In the fire, George had tried to save them, breaking a window to re-enter the house, though he could see nothing through the smoke and fire and cut his arm in the process. Outside with his wife remained John (23), Marion (17), George Jr. (16), and Sylvia (2). Unaccounted for were Maurice (14), Martha (12) Louis (9), Jennie (8), and Betty (5). In another attempt to save the children in the fire, George ran to the side of the house to get his ladder to get access to the floor they were on but he discovered that his ladder was missing which was unusual. In a last final attempt, he was going to drive on of his two cal trucks up to the house and climb to the windows, but he discovered that neither of the trucks would start even though they worked perfectly fine the night before.
Marion had gone to a neighbor’s house to call the Fayetteville Fire Department but couldn’t get any operator response. The fire department didn’t respond until 8 A.M that day despite only being less than two miles away. George and Jennie assumed that the remaining children were dead but when the fire department showed up they found no trace of human remains inside what was left of the house. Chief Morris of the fire department had suggested that the blaze of the fire could have been hot enough to completely cremate the bodies.
The fire was caused by faulty wiring and George covered the basement with five feet of dirt to “preserve” the site as a memorial. The coroner’s office issued five death certificates with the cause of death being “fire or suffocation.”
There are a few strange instances that happened but they could just be coincidental. The first being that a man asked about some work he was looking for but was declined by George. The man pointed out of the two separate fuse boxes and said “This is going to cause a fire someday.” At the time that he said this, George had just had the wires looked at by a power company and said they were fine. George hadn’t thought anything of it at the time. Around the same time, another man had tried to sell the family life insurance and became irritated when George declined. He yelled “Your goddamn house is going up in smoke, and your children are going to be destroyed. You are going to be paid for the dirty remarks you have been making about Mussolini.” He didn’t take these man’s threats seriously.

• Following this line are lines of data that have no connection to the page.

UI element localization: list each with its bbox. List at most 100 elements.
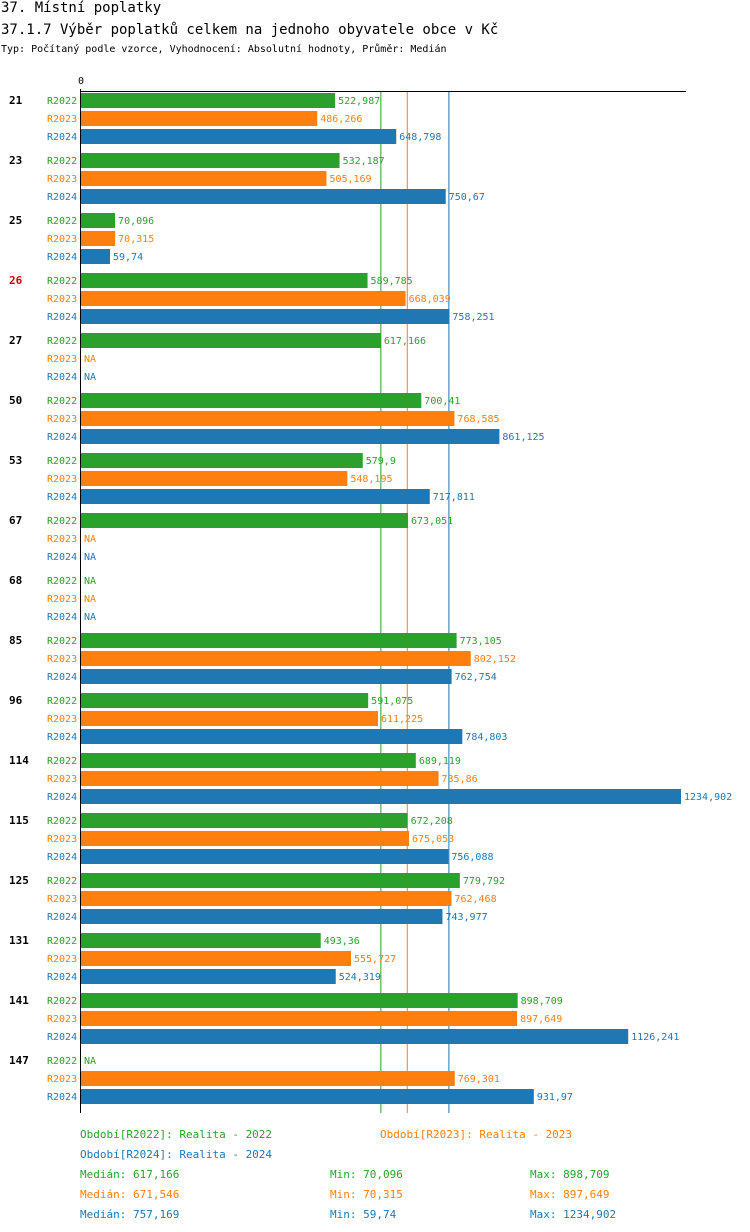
series-label-r2022: R2022 — [47, 1056, 77, 1067]
bar-50-r2022 — [81, 393, 422, 408]
bar-114-r2022 — [81, 753, 416, 768]
bar-53-r2023 — [81, 471, 348, 486]
value-label-50-r2022: 700,41 — [424, 396, 460, 407]
series-label-r2024: R2024 — [47, 252, 77, 263]
value-label-67-r2022: 673,051 — [411, 516, 453, 527]
bar-50-r2023 — [81, 411, 455, 426]
bar-23-r2024 — [81, 189, 446, 204]
bar-115-r2023 — [81, 831, 409, 846]
bar-131-r2023 — [81, 951, 352, 966]
stat-median-r2024: Medián: 757,169 — [80, 1208, 180, 1221]
series-label-r2024: R2024 — [47, 312, 77, 323]
bar-131-r2022 — [81, 933, 321, 948]
series-label-r2022: R2022 — [47, 936, 77, 947]
value-label-114-r2022: 689,119 — [419, 756, 461, 767]
series-label-r2023: R2023 — [47, 834, 77, 845]
series-label-r2023: R2023 — [47, 774, 77, 785]
value-label-125-r2024: 743,977 — [445, 912, 487, 923]
value-label-21-r2022: 522,987 — [338, 96, 380, 107]
value-label-96-r2022: 591,075 — [371, 696, 413, 707]
bar-96-r2023 — [81, 711, 378, 726]
value-label-141-r2023: 897,649 — [520, 1014, 562, 1025]
series-label-r2024: R2024 — [47, 732, 77, 743]
value-label-25-r2022: 70,096 — [118, 216, 154, 227]
value-label-115-r2024: 756,088 — [451, 852, 493, 863]
series-label-r2023: R2023 — [47, 714, 77, 725]
value-label-141-r2022: 898,709 — [521, 996, 563, 1007]
value-label-131-r2023: 555,727 — [354, 954, 396, 965]
series-label-r2022: R2022 — [47, 696, 77, 707]
bar-147-r2023 — [81, 1071, 455, 1086]
bar-25-r2024 — [81, 249, 111, 264]
bar-141-r2023 — [81, 1011, 518, 1026]
series-label-r2024: R2024 — [47, 672, 77, 683]
value-label-68-r2022: NA — [84, 576, 96, 587]
series-label-r2022: R2022 — [47, 996, 77, 1007]
group-label-25: 25 — [9, 214, 22, 227]
value-label-68-r2023: NA — [84, 594, 96, 605]
series-label-r2024: R2024 — [47, 1092, 77, 1103]
bar-23-r2022 — [81, 153, 340, 168]
series-label-r2023: R2023 — [47, 234, 77, 245]
bar-26-r2022 — [81, 273, 368, 288]
series-label-r2023: R2023 — [47, 354, 77, 365]
series-label-r2022: R2022 — [47, 876, 77, 887]
series-label-r2022: R2022 — [47, 156, 77, 167]
series-label-r2023: R2023 — [47, 534, 77, 545]
value-label-141-r2024: 1126,241 — [631, 1032, 679, 1043]
bar-21-r2022 — [81, 93, 336, 108]
series-label-r2023: R2023 — [47, 954, 77, 965]
value-label-115-r2022: 672,208 — [411, 816, 453, 827]
value-label-23-r2023: 505,169 — [329, 174, 371, 185]
value-label-67-r2024: NA — [84, 552, 96, 563]
bar-53-r2022 — [81, 453, 363, 468]
series-label-r2022: R2022 — [47, 576, 77, 587]
series-label-r2024: R2024 — [47, 612, 77, 623]
bar-27-r2022 — [81, 333, 381, 348]
bar-115-r2024 — [81, 849, 449, 864]
value-label-96-r2024: 784,803 — [465, 732, 507, 743]
series-label-r2023: R2023 — [47, 474, 77, 485]
series-label-r2023: R2023 — [47, 114, 77, 125]
bar-21-r2024 — [81, 129, 397, 144]
value-label-85-r2024: 762,754 — [455, 672, 497, 683]
chart-section-title: 37. Místní poplatky — [1, 0, 162, 16]
series-label-r2022: R2022 — [47, 516, 77, 527]
value-label-26-r2024: 758,251 — [452, 312, 494, 323]
group-label-115: 115 — [9, 814, 29, 827]
bar-67-r2022 — [81, 513, 409, 528]
stat-max-r2024: Max: 1234,902 — [530, 1208, 617, 1221]
group-label-27: 27 — [9, 334, 22, 347]
series-label-r2024: R2024 — [47, 792, 77, 803]
series-label-r2023: R2023 — [47, 1074, 77, 1085]
axis-zero-label: 0 — [78, 76, 84, 87]
stat-min-r2023: Min: 70,315 — [330, 1188, 403, 1201]
bar-114-r2024 — [81, 789, 681, 804]
bar-147-r2024 — [81, 1089, 534, 1104]
group-label-21: 21 — [9, 94, 23, 107]
value-label-27-r2022: 617,166 — [384, 336, 426, 347]
bar-115-r2022 — [81, 813, 408, 828]
chart-title: 37.1.7 Výběr poplatků celkem na jednoho … — [1, 22, 499, 38]
value-label-53-r2022: 579,9 — [366, 456, 396, 467]
bar-85-r2024 — [81, 669, 452, 684]
series-label-r2022: R2022 — [47, 336, 77, 347]
group-label-26: 26 — [9, 274, 23, 287]
value-label-26-r2022: 589,785 — [371, 276, 413, 287]
series-label-r2024: R2024 — [47, 1032, 77, 1043]
value-label-96-r2023: 611,225 — [381, 714, 423, 725]
series-label-r2024: R2024 — [47, 852, 77, 863]
bar-85-r2022 — [81, 633, 457, 648]
value-label-23-r2024: 750,67 — [449, 192, 485, 203]
bar-125-r2023 — [81, 891, 452, 906]
group-label-96: 96 — [9, 694, 23, 707]
series-label-r2022: R2022 — [47, 456, 77, 467]
stat-max-r2022: Max: 898,709 — [530, 1168, 610, 1181]
stat-min-r2022: Min: 70,096 — [330, 1168, 403, 1181]
bar-85-r2023 — [81, 651, 471, 666]
bar-50-r2024 — [81, 429, 500, 444]
value-label-67-r2023: NA — [84, 534, 96, 545]
bar-21-r2023 — [81, 111, 318, 126]
series-label-r2024: R2024 — [47, 192, 77, 203]
series-label-r2023: R2023 — [47, 654, 77, 665]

George and Jennie put up a billboard along Route 16 and passed out flyers offering a $5,000 reward for information leading to the recovery of their children. They soon increased the amount to $10,000. Of course, there were people that are money hungry though. To name a few, a letter from someone saying Martha was in a convent in St. Louis, a picture of a young girl from New York City who looked a lot like Betty that George drove to see her, but was turned down by the girl’s parents, and the motel operator who saw the children right after the fire.
The billboard stood for over 30 years, and now only one Sodder child remains Sylvia, who still believes her brothers and sisters survived the fire. To this day, children and grandchildren continue the search for answers as to what happened to their aunts and uncles.
Wow this is a crazy story! Are the parents suspects?
I don’t think anyone suspected the parents to be suspects because the dad tried so hard to help the children get out but I also think that the parents could be a possible option because they knew that those five children would not have been able to get out of that house on their own. Honestly I think the children burned in the fire because there’s absolutely no evidence saying that they could have escaped.
This is crazy! What are your thoughts on the siuation?
personally i think they were cremated by the fire because I don’t think it is possible for five young children to escape a fire on the second story of a house and if the remaining family members were outside, how did they not see any of the children if they escaped? I think The entire situation is so weird that it almost seems like there isn’t an answer.